I came in annoyed, that bit wasn't you. I told you just how triggered I was over the weekend and we dived straight into parts work. Looking back, was that the best decision. You stood your ground as I repeatly marked how annoyed I was over and over. I think I knew then I was being pushed too far, but I think I like it, kinda egg it on? It was defiantly that final bit though, I defiantly did not know we would go there and that was the final nail. I asked you to stop, but you always need to get one last word or sentence in. That is defiantly on you. I want to mention that because maybe i tell you to stop too late, but when i do you don't. It wasn't just one last thing but two last things. I was out of it and heavily in distress saying you feel sorry for the 'little girl' only triggers that. I really don't get your need to continue. You asked me if I was going to be safe. I hate that. I hate that so much. What does that even mean??? I couldn't talk and so it was a meaningless question. Eventually I answered. But too be honest I kinda of resent then sentiment.

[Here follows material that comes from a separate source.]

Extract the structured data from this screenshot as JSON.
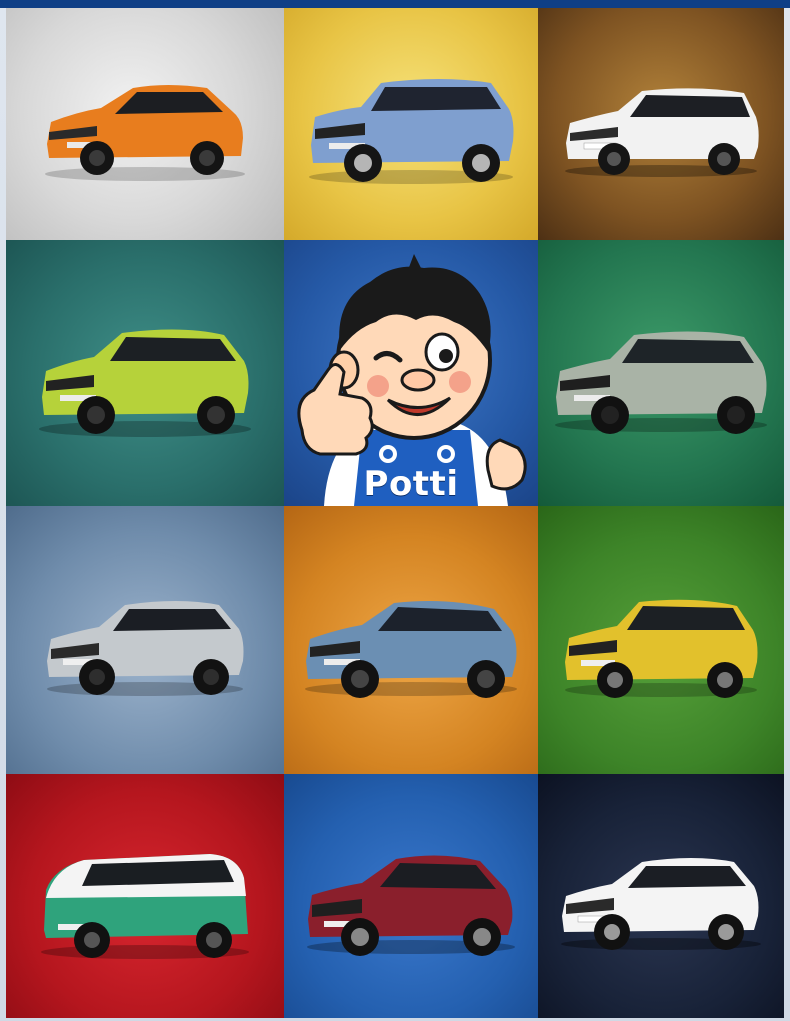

You left the room and gave me space to calm down. I needed that even though it makes me sad. I feel vulnerable getting up from my seat and can only move once you have gone. You left the room and waited for me down stairs. I almost forgot to pay... I think thats the first time I have forgot. I managed to switch into something. I can't remember who.
I know last time you said you thought about me after that happened. I kinda wanna tell you I am OK. Just so you know and don't worry about me. I also know you are away for a week and I don't want that to get in the way.